6. Modern Family. The funniest live-action comedy on television got even better this fall in a episode when gay couple Mitchell and Cam crossed paths with two lesbian moms, but that was just the high-water mark in a show that has been consistently great.

5. RuPaul’s Drag Race (Logo). It helped that the last “newcomer” season had a winner (Sharon Needles) who didn’t go simply for glam, and that the All-Stars edition brought back some of our favorites. This show still makes America’s Next Top Model look like it’s populated by rejects from The Walking Dead. And Ru’s deadpan delivery makes it all the funnier.

4. Archer (FX). This foul-mouthed animated spoof of James Bond movies, with a petulant superspy and his Oedipal relationship with his mom, who’s also his boss, is like The Sopranos without James Gandolfini’s weight gain … and a whole helluva lot more laughs. Gayish, sexy and weird, you rarely saw where it was going.

3. Game of Thrones (HBO). Mythic fantasy never seemed more vibrant, and never better told than in this remarkable series, which juggles fully 40 major characters across competing storylines without ever becoming confusing. Throw in a lot of hotties (including some same-sex attractions), dragons and rousing battle scenes, and you have the most fully-realized action series since Alias.

2. The Daily Show (Comedy Central), The Colbert Report (Comedy Central) and Real Time with Bill Maher (HBO). 2012 was an election year, so almost nothing mattered more than comedians who put the ridiculousness of the election process in perspective — and the liberal perspective (even ironically presented via Colbert’s faux Bill O’Reilly impersonation) gave a counterpoint to the serious-as-a-heart-attack misinformation of Fox News. Collectively, 2012 would have seemed very different without these folks — not just on television, but possibly at the ballot box.

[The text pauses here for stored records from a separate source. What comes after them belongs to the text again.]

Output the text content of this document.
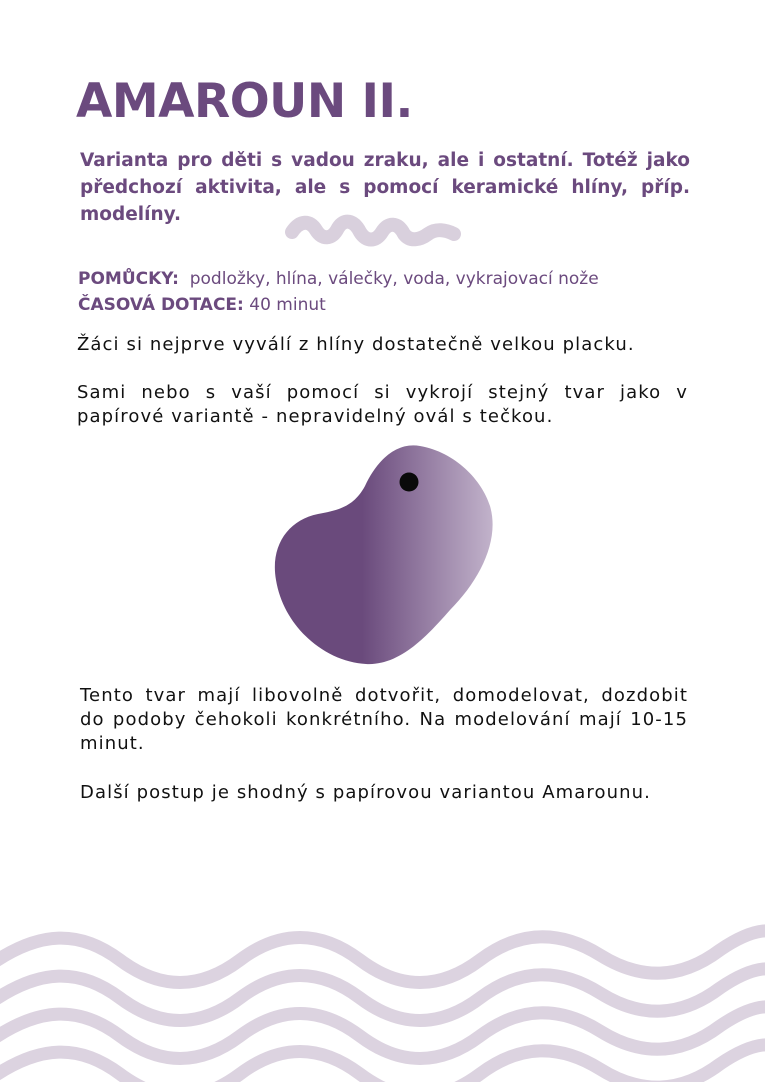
AMAROUN II.

Varianta pro děti s vadou zraku, ale i ostatní. Totéž jako předchozí aktivita, ale s pomocí keramické hlíny, příp. modelíny.

POMŮCKY: podložky, hlína, válečky, voda, vykrajovací nože
ČASOVÁ DOTACE: 40 minut

Žáci si nejprve vyválí z hlíny dostatečně velkou placku.

Sami nebo s vaší pomocí si vykrojí stejný tvar jako v papírové variantě - nepravidelný ovál s tečkou.

Tento tvar mají libovolně dotvořit, domodelovat, dozdobit do podoby čehokoli konkrétního. Na modelování mají 10-15 minut.

Další postup je shodný s papírovou variantou Amarounu.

1. Key & Peele (Comedy Central). Comedy Central scored a threefer this year, and this sketch comedy show is the reason why. The one unmissable show of 2012 was this hilarious satire of everything from same-sex marriage to gay adoption to Rihanna, though it is probably the “Obama and his anger translator, Luther” segments that made each fall episode so timely and funny. We needed to laugh — no one made us laugh harder than these two humorous hotties.

— Arnold Wayne Jones

This article appeared in the Dallas Voice print edition January 4, 2013.